The president's solution to Congress' refusal to allow Mukasey to get a full hearing is ... nothing. In a speech to the conservative Heritage Foundation, Bush said, "If the Senate Judiciary Committee were to block Judge Mukasey on these grounds, they would send a new standard for confirmation that could not be met by any responsible nominee for attorney general. And that would guarantee that America would have no attorney general during this time of war." Apparently, it's asking way too much for an Attorney General nominee to take a stand on executive authority that doesn't feature the president as the head of all three branches of government. Equally burdensome is asking Mukasey to state his opinion on waterboarding. Since we don't officially know that waterboarding even goes on, what's the harm in asking him his opinion?
The end result will be not a compromise, but a whole lot of nothing. Bush will pout, fold his arms and hold his breath while Congress does the same. The onus, however, is on Bush to find a nominee that Congress likes. This is one of Congress' checks on the president: the latter's nominees require "the advice and consent of the Senate." No consent, no nominee. In much the same way that the president is allowed to fire any U.S. attorney at any time, for any reason, it is within the Senate's purview to refuse to consent to a president's choice for Attorney General for any reason.

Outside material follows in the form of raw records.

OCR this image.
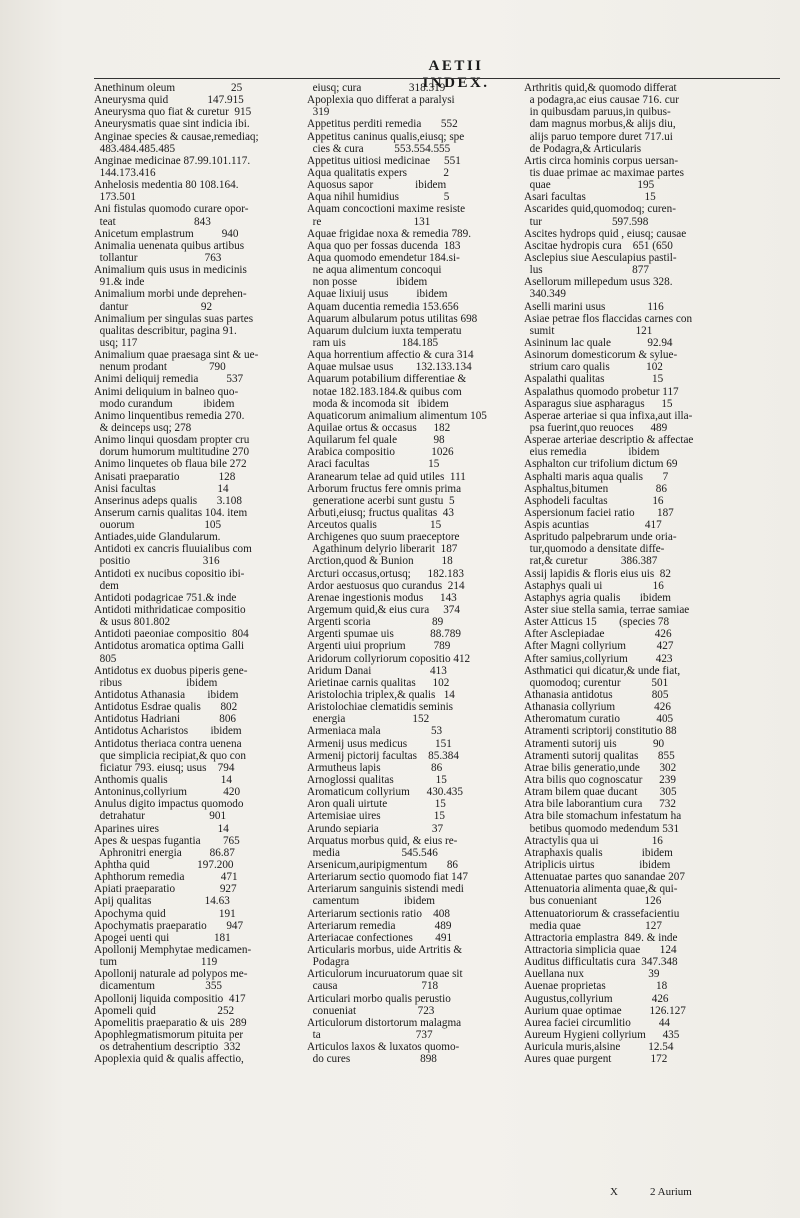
AETII INDEX.
Anethinum oleum                    25
Aneurysma quid              147.915
Aneurysma quo fiat & curetur  915
Aneurysmatis quae sint indicia ibi.
Anginae species & causae,remediaq;
483.484.485.485
Anginae medicinae 87.99.101.117.
144.173.416
Anhelosis medentia 80 108.164.
173.501
Ani fistulas quomodo curare opor-
teat                            843
Anicetum emplastrum          940
Animalia uenenata quibus artibus
tollantur                        763
Animalium quis usus in medicinis
91.& inde
Animalium morbi unde deprehen-
dantur                          92
Animalium per singulas suas partes
qualitas describitur, pagina 91.
usq; 117
Animalium quae praesaga sint & ue-
nenum prodant               790
Animi deliquij remedia          537
Animi deliquium in balneo quo-
modo curandum           ibidem
Animo linquentibus remedia 270.
& deinceps usq; 278
Animo linqui quosdam propter cru
dorum humorum multitudine 270
Animo linquetes ob flaua bile 272
Anisati praeparatio              128
Anisi facultas                      14
Anserinus adeps qualis       3.108
Anserum carnis qualitas 104. item
ouorum                         105
Antiades,uide Glandularum.
Antidoti ex cancris fluuialibus com
positio                          316
Antidoti ex nucibus copositio ibi-
dem
Antidoti podagricae 751.& inde
Antidoti mithridaticae compositio
& usus 801.802
Antidoti paeoniae compositio  804
Antidotus aromatica optima Galli
805
Antidotus ex duobus piperis gene-
ribus                       ibidem
Antidotus Athanasia        ibidem
Antidotus Esdrae qualis       802
Antidotus Hadriani              806
Antidotus Acharistos        ibidem
Antidotus theriaca contra uenena
que simplicia recipiat,& quo con
ficiatur 793. eiusq; usus    794
Anthomis qualis                   14
Antoninus,collyrium             420
Anulus digito impactus quomodo
detrahatur                       901
Aparines uires                     14
Apes & uespas fugantia        765
Aphronitri energia          86.87
Aphtha quid                 197.200
Aphthorum remedia             471
Apiati praeparatio                927
Apij qualitas                   14.63
Apochyma quid                   191
Apochymatis praeparatio       947
Apogei uenti qui                181
Apollonij Memphytae medicamen-
tum                              119
Apollonij naturale ad polypos me-
dicamentum                  355
Apollonij liquida compositio  417
Apomeli quid                      252
Apomelitis praeparatio & uis  289
Apophlegmatismorum pituita per
os detrahentium descriptio  332
Apoplexia quid & qualis affectio,
eiusq; cura                 318.319
Apoplexia quo differat a paralysi
319
Appetitus perditi remedia       552
Appetitus caninus qualis,eiusq; spe
cies & cura           553.554.555
Appetitus uitiosi medicinae     551
Aqua qualitatis expers             2
Aquosus sapor               ibidem
Aqua nihil humidius                5
Aquam concoctioni maxime resiste
re                                 131
Aquae frigidae noxa & remedia 789.
Aqua quo per fossas ducenda  183
Aqua quomodo emendetur 184.si-
ne aqua alimentum concoqui
non posse              ibidem
Aquae lixiuij usus          ibidem
Aquam ducentia remedia 153.656
Aquarum albularum potus utilitas 698
Aquarum dulcium iuxta temperatu
ram uis                    184.185
Aqua horrentium affectio & cura 314
Aquae mulsae usus        132.133.134
Aquarum potabilium differentiae &
notae 182.183.184.& quibus com
moda & incomoda sit   ibidem
Aquaticorum animalium alimentum 105
Aquilae ortus & occasus      182
Aquilarum fel quale             98
Arabica compositio             1026
Araci facultas                     15
Aranearum telae ad quid utiles  111
Arborum fructus fere omnis prima
generatione acerbi sunt gustu  5
Arbuti,eiusq; fructus qualitas  43
Arceutos qualis                   15
Archigenes quo suum praeceptore
Agathinum delyrio liberarit  187
Arction,quod & Bunion          18
Arcturi occasus,ortusq;      182.183
Ardor aestuosus quo curandus  214
Arenae ingestionis modus      143
Argemum quid,& eius cura     374
Argenti scoria                      89
Argenti spumae uis             88.789
Argenti uiui proprium          789
Aridorum collyriorum copositio 412
Aridum Danai                     413
Arietinae carnis qualitas      102
Aristolochia triplex,& qualis   14
Aristolochiae clematidis seminis
energia                        152
Armeniaca mala                  53
Armenij usus medicus          151
Armenij pictorij facultas    85.384
Armutheus lapis                  86
Arnoglossi qualitas               15
Aromaticum collyrium      430.435
Aron quali uirtute                 15
Artemisiae uires                   15
Arundo sepiaria                   37
Arquatus morbus quid, & eius re-
media                      545.546
Arsenicum,auripigmentum       86
Arteriarum sectio quomodo fiat 147
Arteriarum sanguinis sistendi medi
camentum                ibidem
Arteriarum sectionis ratio    408
Arteriarum remedia              489
Arteriacae confectiones        491
Articularis morbus, uide Artritis &
Podagra
Articulorum incuruatorum quae sit
causa                              718
Articulari morbo qualis perustio
conueniat                      723
Articulorum distortorum malagma
ta                                  737
Articulos laxos & luxatos quomo-
do cures                         898
Arthritis quid,& quomodo differat
a podagra,ac eius causae 716. cur
in quibusdam paruus,in quibus-
dam magnus morbus,& alijs diu,
alijs paruo tempore duret 717.ui
de Podagra,& Articularis
Artis circa hominis corpus uersan-
tis duae primae ac maximae partes
quae                               195
Asari facultas                     15
Ascarides quid,quomodoq; curen-
tur                         597.598
Ascites hydrops quid , eiusq; causae
Ascitae hydropis cura    651 (650
Asclepius siue Aesculapius pastil-
lus                                877
Asellorum millepedum usus 328.
340.349
Aselli marini usus               116
Asiae petrae flos flaccidas carnes con
sumit                             121
Asininum lac quale             92.94
Asinorum domesticorum & sylue-
strium caro qualis             102
Aspalathi qualitas                 15
Aspalathus quomodo probetur 117
Asparagus siue aspharagus      15
Asperae arteriae si qua infixa,aut illa-
psa fuerint,quo reuoces      489
Asperae arteriae descriptio & affectae
eius remedia               ibidem
Asphalton cur trifolium dictum 69
Asphalti maris aqua qualis       7
Asphaltus,bitumen                 86
Asphodeli facultas                16
Aspersionum faciei ratio        187
Aspis acuntias                    417
Aspritudo palpebrarum unde oria-
tur,quomodo a densitate diffe-
rat,& curetur            386.387
Assij lapidis & floris eius uis  82
Astaphys quali ui                  16
Astaphys agria qualis       ibidem
Aster siue stella samia, terrae samiae
Aster Atticus 15        (species 78
After Asclepiadae                  426
After Magni collyrium           427
After samius,collyrium          423
Asthmatici qui dicatur,& unde fiat,
quomodoq; curentur           501
Athanasia antidotus              805
Athanasia collyrium              426
Atheromatum curatio             405
Atramenti scriptorij constitutio 88
Atramenti sutorij uis             90
Atramenti sutorij qualitas       855
Atrae bilis generatio,unde       302
Atra bilis quo cognoscatur      239
Atram bilem quae ducant        305
Atra bile laborantium cura      732
Atra bile stomachum infestatum ha
betibus quomodo medendum 531
Atractylis qua ui                   16
Atraphaxis qualis              ibidem
Atriplicis uirtus                ibidem
Attenuatae partes quo sanandae 207
Attenuatoria alimenta quae,& qui-
bus conueniant                 126
Attenuatoriorum & crassefacientiu
media quae                       127
Attractoria emplastra  849. & inde
Attractoria simplicia quae       124
Auditus difficultatis cura  347.348
Auellana nux                       39
Auenae proprietas                  18
Augustus,collyrium              426
Aurium quae optimae          126.127
Aurea faciei circumlitio          44
Aureum Hygieni collyrium      435
Auricula muris,alsine          12.54
Aures quae purgent              172
X	2 Aurium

The president is not beyond compromise, though. In 2006, he withdrew the nomination of Harriet Miers because the political cost-benefit analysis showed that she wasn't worth the humiliation of her being voted down by the Senate, which she would have been, by both Democrats and Republicans. Justice Alito's approval by the Senate was due in part to a pact entered into by Bush and then-chairman of the Senate Intelligence Committee Arlen Specter (R-PA). Specter didn't like Alito, anyway, but in exchange for Alito making it out of committee, Bush would agree that the Judiciary Committee -- and not the secretive Intelligence Committee -- would be the venue for hearings about the warrantless wiretapping program.
The political meme of "all these Democrats do is waste people's time with their hearings and their frivolous spending" that began two weeks ago has reached a head, as Bush triumphantly smiles his asinine, shit-eating grin while the Democrats stall his nominee and appear to prove him right. This is a power play for Bush, and to back down now would signal that the Democrats do have real authority, an impression the president would like to avoid. The Miers withdrawal was bi-partisan and mitigated by a news release indicating that she withdrew herself. Okay, maybe she couldn't stand the heat; she can at least reasonably be given the benefit of the doubt. But a Mukasey withdrawal will emphatically be interpreted as having occurred because the Democrats successfully blocked him. And if it appears that the Democrats actually have some authority, they may (yikes) actually start to act like they do.